Ninety male veterans (average age 74 years) with AMRD were randomly divided into three treatment groups: 10-mg lutein per day, 10-mg lutein plus antioxidants, or placebo for one year. Those who employed the active treatments reported better visual function with rapid glare recovery, better contrast sensitivity, and improved visual acuity. Interestingly enough, those individuals who combined antioxidants and lutein had even better contrast sensitivity than the lutein group alone.

The Right Dose?

People who are at potential risk of or who have ARMD should employ a pure lutein and zeaxanthin supplement at a dose of 10 mg per day. In addition, the regular consumption of dark green leafy vegetables such as spinach and kale are strongly recommended.
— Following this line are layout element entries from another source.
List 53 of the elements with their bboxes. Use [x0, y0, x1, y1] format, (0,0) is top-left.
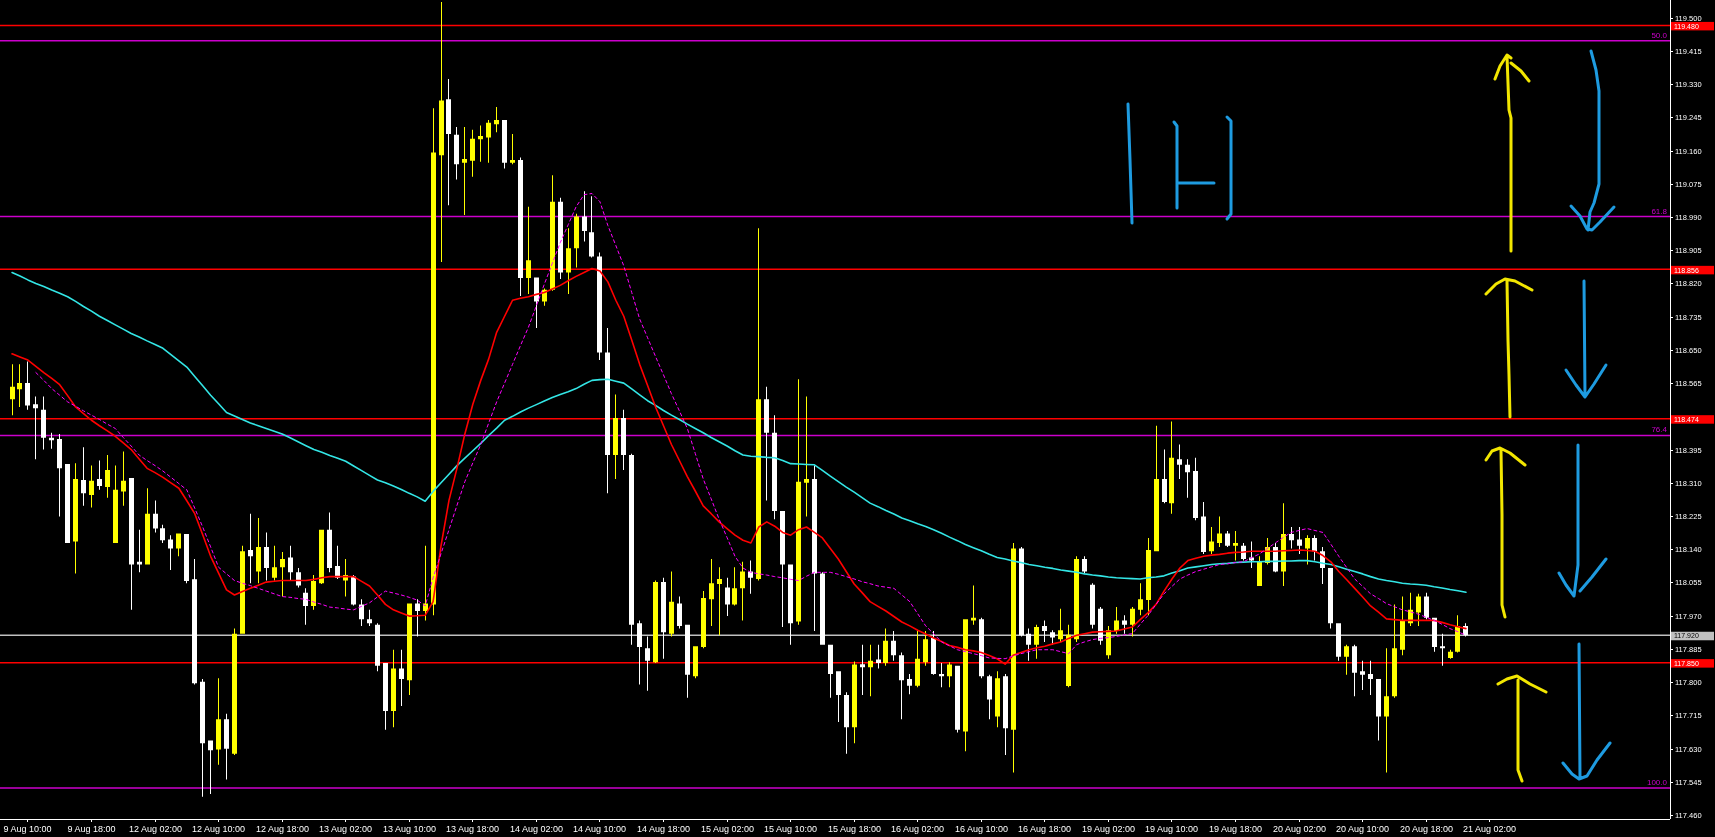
candlestick [33, 396, 38, 460]
candlestick [1297, 526, 1302, 554]
candlestick [510, 134, 515, 165]
candlestick [208, 740, 213, 794]
x-tick-label: 15 Aug 02:00 [700, 824, 755, 834]
x-tick-label: 15 Aug 10:00 [763, 824, 818, 834]
x-tick-label: 20 Aug 10:00 [1335, 824, 1390, 834]
candlestick [439, 1, 444, 262]
candlestick [17, 364, 22, 407]
x-tick-label: 20 Aug 18:00 [1399, 824, 1454, 834]
x-tick-label: 21 Aug 02:00 [1462, 824, 1517, 834]
x-tick-label: 14 Aug 18:00 [636, 824, 691, 834]
annotation: 50.0 [1651, 30, 1668, 40]
candlestick [1360, 660, 1365, 690]
candlestick [804, 396, 809, 517]
candlestick [1440, 633, 1445, 666]
x-tick-label: 19 Aug 02:00 [1081, 824, 1136, 834]
candlestick [478, 125, 483, 162]
x-tick-label: 13 Aug 18:00 [445, 824, 500, 834]
x-tick-label: 16 Aug 02:00 [890, 824, 945, 834]
x-tick-label: 9 Aug 18:00 [67, 824, 116, 834]
annotation: 61.8 [1651, 206, 1668, 216]
candlestick [1233, 530, 1238, 561]
x-tick-label: 20 Aug 02:00 [1272, 824, 1327, 834]
candlestick [1384, 648, 1389, 773]
candlestick [399, 649, 404, 707]
x-tick-label: 16 Aug 18:00 [1017, 824, 1072, 834]
x-tick-label: 12 Aug 18:00 [255, 824, 310, 834]
candlestick [248, 513, 253, 584]
x-tick-label: 19 Aug 10:00 [1144, 824, 1199, 834]
x-tick-label: 12 Aug 02:00 [128, 824, 183, 834]
x-tick-label: 15 Aug 18:00 [827, 824, 882, 834]
annotation: 76.4 [1651, 425, 1668, 435]
candlestick [1177, 444, 1182, 479]
candlestick [1368, 660, 1373, 696]
candlestick [717, 567, 722, 636]
candlestick [1122, 615, 1127, 634]
candlestick [645, 636, 650, 691]
x-tick-label: 12 Aug 10:00 [191, 824, 246, 834]
candlestick [860, 644, 865, 696]
x-tick-label: 14 Aug 02:00 [509, 824, 564, 834]
x-tick-label: 13 Aug 10:00 [382, 824, 437, 834]
candlestick [462, 127, 467, 216]
candlestick [137, 529, 142, 573]
x-tick-label: 19 Aug 18:00 [1208, 824, 1263, 834]
x-tick-label: 13 Aug 02:00 [318, 824, 373, 834]
candlestick [526, 206, 531, 294]
annotation: 100.0 [1646, 778, 1668, 788]
x-tick-label: 9 Aug 10:00 [3, 824, 52, 834]
line-series [35, 193, 1467, 660]
x-tick-label: 14 Aug 10:00 [572, 824, 627, 834]
line-series [11, 271, 1467, 594]
x-tick-label: 16 Aug 10:00 [954, 824, 1009, 834]
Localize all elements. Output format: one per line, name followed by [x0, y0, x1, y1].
Olestra™, a commonly utilized fat substitute, is known to lower blood lutein levels and should be avoided by those with ARMD.

Who is At Risk?

One study, "Exploring the Role of Antioxidants in Preventing ARMD," conducted in 1999 by Dr. S.D. Cantrell and Dr. R.L. Ausich and published in Optometry Today, noted that 30 percent of people over 75 have ARMD and a further 23 percent will develop ARMD by age 80.

Despite these grim statistics, natural products such as lutein and zeaxanthin may help prevent older people from succumbing to this increasingly common eye condition.